Question

# A random sample of n1 = 14 winter days in Denver gave a sample mean pollution...

A random sample of n1 = 14 winter days in Denver gave a sample mean pollution index x1 = 43. Previous studies show that σ1 = 21. For Englewood (a suburb of Denver), a random sample of n2 = 12 winter days gave a sample mean pollution index of x2 = 37. Previous studies show that σ2 = 17. Assume the pollution index is normally distributed in both Englewood and Denver.

(a) Do these data indicate that the mean population pollution index of Englewood is different (either way) from that of Denver in the winter? Use a 1% level of significance.

(i) What is the level of significance?

State the null and alternate hypotheses.

H0: μ1 = μ2; H1: μ1 < μ2

H0: μ1 = μ2; H1: μ1 > μ2

H0: μ1 = μ2; H1: μ1 ≠ μ2

H0: μ1 < μ2; H1: μ1 = μ2

(ii) What sampling distribution will you use? What assumptions are you making?

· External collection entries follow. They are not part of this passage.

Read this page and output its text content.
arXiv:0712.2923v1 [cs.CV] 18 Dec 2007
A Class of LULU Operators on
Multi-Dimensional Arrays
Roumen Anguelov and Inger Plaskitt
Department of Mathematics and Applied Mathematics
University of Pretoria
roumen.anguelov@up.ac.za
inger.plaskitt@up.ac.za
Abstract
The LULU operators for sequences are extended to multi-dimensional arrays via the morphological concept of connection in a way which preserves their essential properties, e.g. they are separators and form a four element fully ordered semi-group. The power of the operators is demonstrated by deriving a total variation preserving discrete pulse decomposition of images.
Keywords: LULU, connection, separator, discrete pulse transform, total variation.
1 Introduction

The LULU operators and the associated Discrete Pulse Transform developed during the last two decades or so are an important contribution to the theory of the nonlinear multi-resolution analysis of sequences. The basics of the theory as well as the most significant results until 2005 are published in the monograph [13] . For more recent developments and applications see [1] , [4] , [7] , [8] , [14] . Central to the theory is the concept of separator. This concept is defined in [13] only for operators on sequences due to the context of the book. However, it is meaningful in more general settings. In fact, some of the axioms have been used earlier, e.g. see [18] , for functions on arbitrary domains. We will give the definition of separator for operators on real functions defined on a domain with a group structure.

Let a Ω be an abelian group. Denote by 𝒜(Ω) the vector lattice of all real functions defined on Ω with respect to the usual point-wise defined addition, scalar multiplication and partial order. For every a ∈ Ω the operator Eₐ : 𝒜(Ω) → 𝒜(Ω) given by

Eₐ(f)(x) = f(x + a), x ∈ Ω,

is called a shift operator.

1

The Student's t. We assume that both population distributions are approximately normal with unknown standard deviations.

The standard normal. We assume that both population distributions are approximately normal with unknown standard deviations.

The standard normal. We assume that both population distributions are approximately normal with known standard deviations.

The Student's t. We assume that both population distributions are approximately normal with known standard deviations.

What is the value of the sample test statistic? Compute the corresponding z or t value as appropriate. (Test the difference μ1 − μ2. Round your answer to two decimal places.)

(iii) Find (or estimate) the P-value. (Round your answer to four decimal places.)

(iiii) Find a 99% confidence interval for μ1 − μ2. (Round your answers to two decimal places.)